Why do forests matter? The floods might tell

The water of a river in Tianba Village has bisected into different colors as a result of flooding. The emerald clear water on one side, while the yellow and muddy on the other side. 

It's not magic of nature or artificial scenery, but a demonstration of deforestation and why forests matter to us.

Before figuring out the mystery, we must to understand the geographical location of the river. Tianba is a small village in south China's Hunan Province, and its river has two main branches. One tributary coming from a township called Wudaoshui, the other one flowing through the forests of Badagong Mountain National Nature Reserve.

Forests can soak up excess rainwater like a sponge, meanwhile protect the soil from washing away by catastrophic floods. Established in 1986, Badagong Mountain National Nature Reserve is the first national nature reserve in Hunan Province. As its ancient and unspoiled forest ecosystem is well protected, the impacts on river and water preserve are obvious.

The forest has multiple layers, including the forest floor, herbs, shrubs, understory, canopy, and emergent. The dense branches and leaves on the higher layers can intercept rainfall, which reduces the force of rain on the earth. The loosen litters and humus of the forest floor act like a sponge, which can storage a great amount of rainwater, therefore minimizing the effects of floods and landslides.

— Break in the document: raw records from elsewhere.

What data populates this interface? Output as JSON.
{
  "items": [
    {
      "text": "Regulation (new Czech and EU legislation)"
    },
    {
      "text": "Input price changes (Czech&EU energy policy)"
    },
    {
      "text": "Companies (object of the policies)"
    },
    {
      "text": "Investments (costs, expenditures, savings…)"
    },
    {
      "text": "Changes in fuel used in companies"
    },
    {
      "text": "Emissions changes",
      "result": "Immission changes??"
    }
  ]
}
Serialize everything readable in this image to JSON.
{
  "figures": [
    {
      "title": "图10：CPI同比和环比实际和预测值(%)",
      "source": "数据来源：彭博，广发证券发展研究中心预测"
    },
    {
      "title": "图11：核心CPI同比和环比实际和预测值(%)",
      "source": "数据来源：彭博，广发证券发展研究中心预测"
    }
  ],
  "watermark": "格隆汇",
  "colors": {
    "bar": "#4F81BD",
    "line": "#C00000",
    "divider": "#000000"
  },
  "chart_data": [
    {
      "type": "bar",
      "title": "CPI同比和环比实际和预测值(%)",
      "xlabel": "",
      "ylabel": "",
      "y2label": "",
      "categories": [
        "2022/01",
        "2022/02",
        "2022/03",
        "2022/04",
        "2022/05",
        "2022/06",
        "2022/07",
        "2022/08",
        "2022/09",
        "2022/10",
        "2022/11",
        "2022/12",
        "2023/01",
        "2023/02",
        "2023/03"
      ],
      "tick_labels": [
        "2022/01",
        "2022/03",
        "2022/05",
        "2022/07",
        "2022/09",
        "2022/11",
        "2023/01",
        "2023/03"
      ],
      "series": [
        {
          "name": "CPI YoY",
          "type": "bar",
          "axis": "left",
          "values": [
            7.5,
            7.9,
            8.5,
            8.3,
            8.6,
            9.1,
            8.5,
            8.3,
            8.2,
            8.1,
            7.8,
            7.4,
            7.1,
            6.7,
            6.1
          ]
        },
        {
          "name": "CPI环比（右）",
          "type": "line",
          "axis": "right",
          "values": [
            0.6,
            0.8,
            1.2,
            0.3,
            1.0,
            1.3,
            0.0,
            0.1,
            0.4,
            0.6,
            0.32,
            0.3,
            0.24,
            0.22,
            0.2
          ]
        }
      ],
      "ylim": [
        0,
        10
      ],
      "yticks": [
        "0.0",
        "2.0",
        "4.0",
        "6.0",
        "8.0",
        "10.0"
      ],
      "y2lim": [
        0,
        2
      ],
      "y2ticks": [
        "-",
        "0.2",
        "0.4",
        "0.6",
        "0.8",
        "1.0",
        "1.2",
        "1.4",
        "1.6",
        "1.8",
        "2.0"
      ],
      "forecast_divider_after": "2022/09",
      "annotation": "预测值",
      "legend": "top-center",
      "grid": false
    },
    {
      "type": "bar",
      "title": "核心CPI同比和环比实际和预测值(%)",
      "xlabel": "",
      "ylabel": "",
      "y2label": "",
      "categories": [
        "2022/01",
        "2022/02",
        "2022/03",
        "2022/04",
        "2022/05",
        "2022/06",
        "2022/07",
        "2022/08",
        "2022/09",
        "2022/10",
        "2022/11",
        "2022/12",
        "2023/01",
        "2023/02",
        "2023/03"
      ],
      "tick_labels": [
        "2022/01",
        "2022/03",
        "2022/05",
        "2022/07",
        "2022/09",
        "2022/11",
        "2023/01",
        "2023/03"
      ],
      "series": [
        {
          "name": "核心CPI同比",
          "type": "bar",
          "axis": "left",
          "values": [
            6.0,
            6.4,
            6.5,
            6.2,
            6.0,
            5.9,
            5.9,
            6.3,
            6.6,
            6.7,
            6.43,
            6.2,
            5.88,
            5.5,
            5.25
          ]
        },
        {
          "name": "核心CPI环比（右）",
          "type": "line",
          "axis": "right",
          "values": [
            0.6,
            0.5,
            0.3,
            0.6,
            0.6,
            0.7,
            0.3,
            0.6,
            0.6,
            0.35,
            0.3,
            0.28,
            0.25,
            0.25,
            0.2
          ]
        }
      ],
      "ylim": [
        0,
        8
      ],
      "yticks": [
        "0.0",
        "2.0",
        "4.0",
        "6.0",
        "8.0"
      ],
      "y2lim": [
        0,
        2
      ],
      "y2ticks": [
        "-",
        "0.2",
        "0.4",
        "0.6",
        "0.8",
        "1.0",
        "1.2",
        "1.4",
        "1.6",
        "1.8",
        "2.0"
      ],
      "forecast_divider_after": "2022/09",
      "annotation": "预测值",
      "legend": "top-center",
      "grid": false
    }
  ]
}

The abnormal view in the video is caused by deforestation along a branch of the river in the Wudaoshui township that lost 60 percent of its forest in 1958. Despite conservation programs have been carried out for years, the forest recovery needs time. Thus the river flowing through the area is still muddy; while the forests in Badagong Mountain National Nature Reserve have been preserved until today, and the water from the region is clean and clear.